Satellites are used to remotely monitor erupting volcanoes, but apart from work by researchers like Juliet, they are not being used to look for pre-eruptive activity. Radar satellites typically have a life span of only a few years, so relying on them for a global monitoring system is impractical. The European Space Agency, however, is set to launch Sentinel-1 later this year — a satellite that will collect data from around the globe every few days for the next 20 years. This long-term commitment could allow Juliet and others in her field to develop the use of satellite imagery as a global monitoring tool.
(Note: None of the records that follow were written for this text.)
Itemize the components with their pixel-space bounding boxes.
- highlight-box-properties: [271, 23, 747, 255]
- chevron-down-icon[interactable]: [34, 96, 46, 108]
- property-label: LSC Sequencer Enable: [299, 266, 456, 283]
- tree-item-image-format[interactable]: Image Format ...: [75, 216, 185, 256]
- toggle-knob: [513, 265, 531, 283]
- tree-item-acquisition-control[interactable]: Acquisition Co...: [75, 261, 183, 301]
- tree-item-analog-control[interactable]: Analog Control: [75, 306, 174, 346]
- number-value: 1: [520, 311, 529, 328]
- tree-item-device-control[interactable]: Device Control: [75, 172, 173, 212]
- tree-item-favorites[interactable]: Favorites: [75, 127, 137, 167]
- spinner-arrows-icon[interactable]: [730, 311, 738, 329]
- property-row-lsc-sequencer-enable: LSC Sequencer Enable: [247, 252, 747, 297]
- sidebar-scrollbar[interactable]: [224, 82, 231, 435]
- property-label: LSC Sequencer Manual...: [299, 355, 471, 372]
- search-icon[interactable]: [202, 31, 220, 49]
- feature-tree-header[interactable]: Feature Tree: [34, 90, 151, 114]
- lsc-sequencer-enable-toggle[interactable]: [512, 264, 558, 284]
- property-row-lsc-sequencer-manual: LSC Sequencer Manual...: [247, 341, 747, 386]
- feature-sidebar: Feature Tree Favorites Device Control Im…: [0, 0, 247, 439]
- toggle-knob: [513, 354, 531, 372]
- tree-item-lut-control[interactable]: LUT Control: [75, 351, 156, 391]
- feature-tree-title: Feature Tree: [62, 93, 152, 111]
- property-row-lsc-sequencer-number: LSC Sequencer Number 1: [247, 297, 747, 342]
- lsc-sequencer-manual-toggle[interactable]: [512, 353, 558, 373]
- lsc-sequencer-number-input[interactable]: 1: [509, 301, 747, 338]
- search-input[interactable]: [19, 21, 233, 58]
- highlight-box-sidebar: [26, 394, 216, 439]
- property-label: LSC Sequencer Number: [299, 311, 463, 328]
In the meantime, the team has set up another GPS monitoring station. Nure, the local farmer who lives in the hut below, has agreed to watch the equipment for a fair fee. He and the other spectators have helped the team pile rocks over the equipment and surround it with a fence of thorny acacia branches. Whether this defense will prove stronger than the curiosity of the baboons, though, remains to be seen.
Nicola Temple is a freelance science writer based in Bristol, U.K. She joined Juliet and the other scientists on the volcanoes in Ethiopia in March, where she discovered a new enthusiasm for rocks (though the baboons were pretty cool too).